CREATE TEMP TABLE readmissions
(memberid integer,
memandrow integer,
admission_date date,
discharge_date date,
nextadmission date,
readmissionstatus varchar)
INSERT INTO readmissions
WITH CTEROWS AS (
	SELECT maco.memberid, admission_date, discharge_date,
	ROW_NUMBER() OVER(PARTITION BY maco.memberid ORDER BY maco.memberid, admission_date) AS memandrow
	FROM maco
	LEFT JOIN ipclaims
		ON maco.memberid = ipclaims.memberid	
),
CTEDIFFS AS (
SELECT r1.memandrow, r1.memberid, r1.admission_date, r1.discharge_date, r2.admission_date AS nextadmission
FROM CTEROWS r1
LEFT OUTER JOIN cterows r2
	ON r1.memandrow + 1 = r2.memandrow
WHERE r1.memberid = r2.memberid)	
SELECT memberid, memandrow, admission_date, discharge_date, nextadmission,
CASE
	WHEN nextadmission BETWEEN discharge_date AND (discharge_date + INTERVAL '30 DAYS') THEN 'readmitted'
	ELSE 'NOTREADMITTEDWITHIN30DAYS'
END
FROM CTEDIFFS
ORDER BY memberid, memandrow

The temp table was successfully created.

SELECT *
FROM readmissions


I then created a CASE statement that calculates the counts to see how many readmissions there were.

SELECT 
SUM(CASE WHEN readmissionstatus = 'readmitted' THEN 1 ELSE 0
END) AS readmittedcount,
SUM(CASE WHEN readmissionstatus = 'NOTREADMITTEDWITHIN30DAYS' THEN 1 ELSE 0 END) AS notreadmittedcount,
SUM(CASE WHEN readmissionstatus IN ('readmitted',
'NOTREADMITTEDWITHIN30DAYS') THEN 1 ELSE 0 END) AS totaladmits
FROM readmissions


We see the readmission count is 2199. All that's left to do is find the denominator which would be a count of the discharge dates for the MACO members.
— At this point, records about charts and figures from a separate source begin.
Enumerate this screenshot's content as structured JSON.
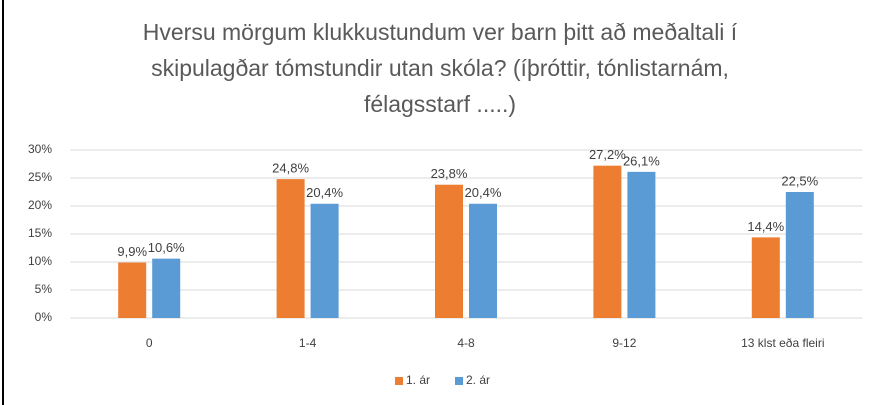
{
  "chart_data": {
    "type": "bar",
    "title": "Hversu mörgum klukkustundum ver barn þitt að meðaltali í skipulagðar tómstundir utan skóla? (íþróttir, tónlistarnám, félagsstarf .....)",
    "categories": [
      "0",
      "1-4",
      "4-8",
      "9-12",
      "13 klst eða fleiri"
    ],
    "series": [
      {
        "name": "1. ár",
        "color": "#ed7d31",
        "values": [
          9.9,
          24.8,
          23.8,
          27.2,
          14.4
        ],
        "value_labels": [
          "9,9%",
          "24,8%",
          "23,8%",
          "27,2%",
          "14,4%"
        ]
      },
      {
        "name": "2. ár",
        "color": "#5b9bd5",
        "values": [
          10.6,
          20.4,
          20.4,
          26.1,
          22.5
        ],
        "value_labels": [
          "10,6%",
          "20,4%",
          "20,4%",
          "26,1%",
          "22,5%"
        ]
      }
    ],
    "ylim": [
      0,
      30
    ],
    "yticks": [
      {
        "value": 0,
        "label": "0%"
      },
      {
        "value": 5,
        "label": "5%"
      },
      {
        "value": 10,
        "label": "10%"
      },
      {
        "value": 15,
        "label": "15%"
      },
      {
        "value": 20,
        "label": "20%"
      },
      {
        "value": 25,
        "label": "25%"
      },
      {
        "value": 30,
        "label": "30%"
      }
    ],
    "grid": true,
    "legend": "bottom"
  }
}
SELECT COUNT(discharge_date)
FROM ipclaims
WHERE memberid IN (SELECT memberid
					  FROM maco)

2199(readmission amount)/7310(total discharges) ~ 30% readmission rate


The average readmission rate for hospitals is around 15% so we see that this hospital has a higher than average readmission rate which is not a good thing.




Throughout this project we got the opportunity to take a look at the MACO members themselves and the main problems that the members are dealing with which cost the hospital a lot of money.
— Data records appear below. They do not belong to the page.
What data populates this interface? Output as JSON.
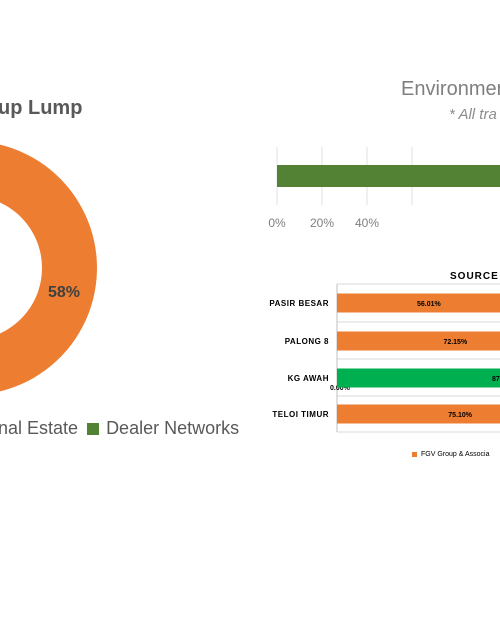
{
  "chart_data": [
    {
      "type": "pie",
      "title": "up Lump",
      "slices": [
        {
          "name": "nal Estate",
          "value": 58,
          "label": "58%",
          "color": "#ED7D31"
        },
        {
          "name": "Dealer Networks",
          "value": 42,
          "color": "#548235"
        }
      ],
      "legend": "bottom"
    },
    {
      "type": "bar",
      "orientation": "horizontal",
      "title": "Environmen",
      "subtitle": "* All tra",
      "values": [
        100
      ],
      "bar_color": "#548235",
      "x_ticks": [
        "0%",
        "20%",
        "40%"
      ],
      "xlim": [
        0,
        100
      ],
      "grid": true
    },
    {
      "type": "bar",
      "orientation": "horizontal",
      "stacked": true,
      "title": "SOURCE C",
      "categories": [
        "PASIR BESAR",
        "PALONG 8",
        "KG AWAH",
        "TELOI TIMUR"
      ],
      "series": [
        {
          "name": "FGV Group & Associa",
          "color": "#ED7D31",
          "values": [
            56.01,
            72.15,
            0.0,
            75.1
          ],
          "labels": [
            "56.01%",
            "72.15%",
            "0.00%",
            "75.10%"
          ]
        },
        {
          "color": "#00B050",
          "values": [
            null,
            null,
            87,
            null
          ],
          "labels": [
            "",
            "",
            "87",
            ""
          ]
        }
      ],
      "legend": "bottom"
    }
  ]
}
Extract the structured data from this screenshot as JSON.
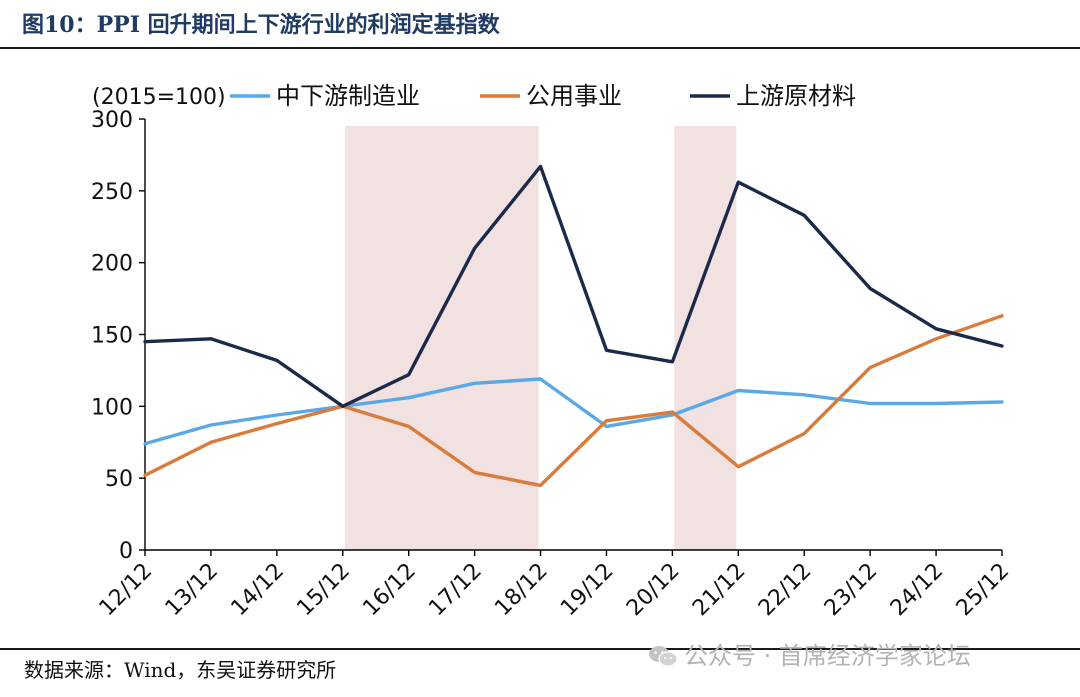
{
  "header": {
    "title": "图10：PPI 回升期间上下游行业的利润定基指数"
  },
  "footer": {
    "source": "数据来源：Wind，东吴证券研究所"
  },
  "watermark": {
    "text": "公众号 · 首席经济学家论坛",
    "icon": "wechat-icon"
  },
  "chart_data": {
    "type": "line",
    "unit_label": "(2015=100)",
    "categories": [
      "12/12",
      "13/12",
      "14/12",
      "15/12",
      "16/12",
      "17/12",
      "18/12",
      "19/12",
      "20/12",
      "21/12",
      "22/12",
      "23/12",
      "24/12",
      "25/12"
    ],
    "yticks": [
      "0",
      "50",
      "100",
      "150",
      "200",
      "250",
      "300"
    ],
    "ylim": [
      0,
      300
    ],
    "legend_position": "top",
    "series": [
      {
        "name": "中下游制造业",
        "color": "#5aa9e6",
        "values": [
          74,
          87,
          94,
          100,
          106,
          116,
          119,
          86,
          94,
          111,
          108,
          102,
          102,
          103
        ]
      },
      {
        "name": "公用事业",
        "color": "#d97b3a",
        "values": [
          52,
          75,
          88,
          100,
          86,
          54,
          45,
          90,
          96,
          58,
          81,
          127,
          147,
          163
        ]
      },
      {
        "name": "上游原材料",
        "color": "#1c2a4a",
        "values": [
          145,
          147,
          132,
          100,
          122,
          210,
          267,
          139,
          131,
          256,
          233,
          182,
          154,
          142
        ]
      }
    ],
    "shaded_periods": [
      {
        "from": "15/12",
        "to": "18/12",
        "color": "#f2e1e1"
      },
      {
        "from": "20/12",
        "to": "21/12",
        "color": "#f2e1e1"
      }
    ]
  }
}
My proposed suggestion to the problem with MACO members is providing quality care to the patients dealing with mental health disorders/substance abuse problems without admitting them to stay in a bed. If we could complete that we could help the hospital save money.


I also believe that if we could take a closer look at the hospital discharge process for these members we could also lower the readmission rate, which is currently higher than average.


This completes my analysis for the hospital. Thank you for reading.